No busquen otro sentido al film. Esta es su sustancia y único valor. La composición de una bonita historia de nacimiento de amistad entre dos seres antagonistas solo unidos por su desamparo afectivo. Sin artificios impostados. Revelando las rutinas cotidianas que afectan nuestro día a día. En este sentido nos topamos con una película de situaciones e irradiación de minúsculos capítulos que no guardan ningún tipo de vínculo unos con otros. Cierto, la cinta dura una hora y media al igual que podría haberse prolongado por tres horas o por simplemente una escasa hora de metraje. Ello se debe a esa radiografía de la vida normal y corriente esbozada por Katabuchi, construyendo así un collage impresionista que hace suyo lo común, ilustrando esos actos sin importancia que no ocultan ningún tipo de secreto ni misterio. Niños que juegan con palos y piedras. Que utilizan unos simples maderos abandonados para construir una presa fuente de disfrute. Que se sorprenden por el sonido del viento o por el nado de los peces. Que construyen un paraíso no contaminado por la madurez. Que corren en paralelo al canal que nutre y riega los cultivos de padres y abuelos. Que escapan de la opresión localizando espacios temporales inalcanzables por aquellos que adornan su frente con arrugas. Una oda a la juventud que todos conocimos. A esa infancia donde lo onírico cobra mayor importancia que lo evidente. Una fase vital despreocupada, libre y hermosa. La etapa más bonita a la que nunca regresaremos. Exenta de corrupción y empapada de virtudes y bondades como por ejemplo el hecho de holgazanear por los caminos sin más objetivo que ver las nubes pasar.
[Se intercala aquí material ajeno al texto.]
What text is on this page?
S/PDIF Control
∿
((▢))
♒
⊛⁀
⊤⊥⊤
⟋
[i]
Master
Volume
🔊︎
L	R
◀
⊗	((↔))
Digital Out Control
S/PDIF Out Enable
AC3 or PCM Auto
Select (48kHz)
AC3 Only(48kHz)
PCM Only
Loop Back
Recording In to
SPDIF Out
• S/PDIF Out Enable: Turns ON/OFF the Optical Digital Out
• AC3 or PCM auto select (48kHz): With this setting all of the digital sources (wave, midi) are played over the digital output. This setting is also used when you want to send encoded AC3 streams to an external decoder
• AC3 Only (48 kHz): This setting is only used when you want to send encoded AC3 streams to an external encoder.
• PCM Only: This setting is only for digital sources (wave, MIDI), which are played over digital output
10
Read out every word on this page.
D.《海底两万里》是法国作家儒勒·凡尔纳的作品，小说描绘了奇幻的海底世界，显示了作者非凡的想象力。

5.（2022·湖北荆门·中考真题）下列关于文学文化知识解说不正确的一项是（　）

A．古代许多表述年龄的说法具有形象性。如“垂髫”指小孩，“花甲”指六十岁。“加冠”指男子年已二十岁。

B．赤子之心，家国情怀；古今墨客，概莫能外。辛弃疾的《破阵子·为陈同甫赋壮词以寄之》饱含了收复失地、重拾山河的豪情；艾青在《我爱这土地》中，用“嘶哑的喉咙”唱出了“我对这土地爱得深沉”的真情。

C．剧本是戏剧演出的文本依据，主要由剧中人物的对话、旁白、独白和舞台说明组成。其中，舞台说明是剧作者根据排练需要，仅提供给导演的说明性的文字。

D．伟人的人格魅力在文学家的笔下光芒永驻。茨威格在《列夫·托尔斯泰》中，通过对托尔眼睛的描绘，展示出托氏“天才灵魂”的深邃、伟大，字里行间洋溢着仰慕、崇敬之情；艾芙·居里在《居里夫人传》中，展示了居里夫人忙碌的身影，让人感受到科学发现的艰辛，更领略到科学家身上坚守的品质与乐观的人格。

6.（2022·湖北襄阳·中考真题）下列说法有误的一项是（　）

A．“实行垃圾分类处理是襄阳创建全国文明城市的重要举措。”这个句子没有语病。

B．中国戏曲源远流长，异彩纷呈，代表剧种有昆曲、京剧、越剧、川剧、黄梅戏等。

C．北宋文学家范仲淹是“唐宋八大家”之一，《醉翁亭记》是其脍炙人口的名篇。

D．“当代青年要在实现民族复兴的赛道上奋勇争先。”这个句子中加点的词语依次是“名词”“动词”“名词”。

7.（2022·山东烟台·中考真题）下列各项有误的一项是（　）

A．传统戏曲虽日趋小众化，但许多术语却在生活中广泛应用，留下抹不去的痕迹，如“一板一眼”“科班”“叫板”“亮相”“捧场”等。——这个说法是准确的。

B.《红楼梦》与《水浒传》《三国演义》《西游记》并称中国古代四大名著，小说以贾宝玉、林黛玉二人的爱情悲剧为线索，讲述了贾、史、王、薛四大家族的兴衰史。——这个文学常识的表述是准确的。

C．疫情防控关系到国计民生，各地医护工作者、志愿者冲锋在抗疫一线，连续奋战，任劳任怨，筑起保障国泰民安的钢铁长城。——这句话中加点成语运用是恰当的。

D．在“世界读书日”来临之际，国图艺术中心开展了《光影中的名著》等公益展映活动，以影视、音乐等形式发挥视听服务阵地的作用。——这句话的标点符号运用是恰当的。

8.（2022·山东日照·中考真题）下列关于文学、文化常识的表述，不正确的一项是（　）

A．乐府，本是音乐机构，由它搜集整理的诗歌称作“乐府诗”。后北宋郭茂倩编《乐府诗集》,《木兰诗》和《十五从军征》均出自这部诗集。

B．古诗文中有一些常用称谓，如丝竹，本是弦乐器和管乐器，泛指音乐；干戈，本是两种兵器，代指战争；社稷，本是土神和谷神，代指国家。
Todo lo comentado convierte a Mai Mai Miracle en una bella parábola alrededor de la juventud. Tierna y sensible. Dulce como esos caramelos que causan caries pero que no podemos dejar de saborear. Nostálgica y melancólica, pero no empalagosa. Cómica cuando es necesario y dolorosa también cuando es preciso. Siempre conmovedora. Ya que ¿existe algo más emotivo que contemplar el crecimiento de unos niños que se asoman a la vida sin más pretensiones que pasarlo bien en compañía de nuestros mejores amigos? Sin duda, no.
Todo modo de amor al cine.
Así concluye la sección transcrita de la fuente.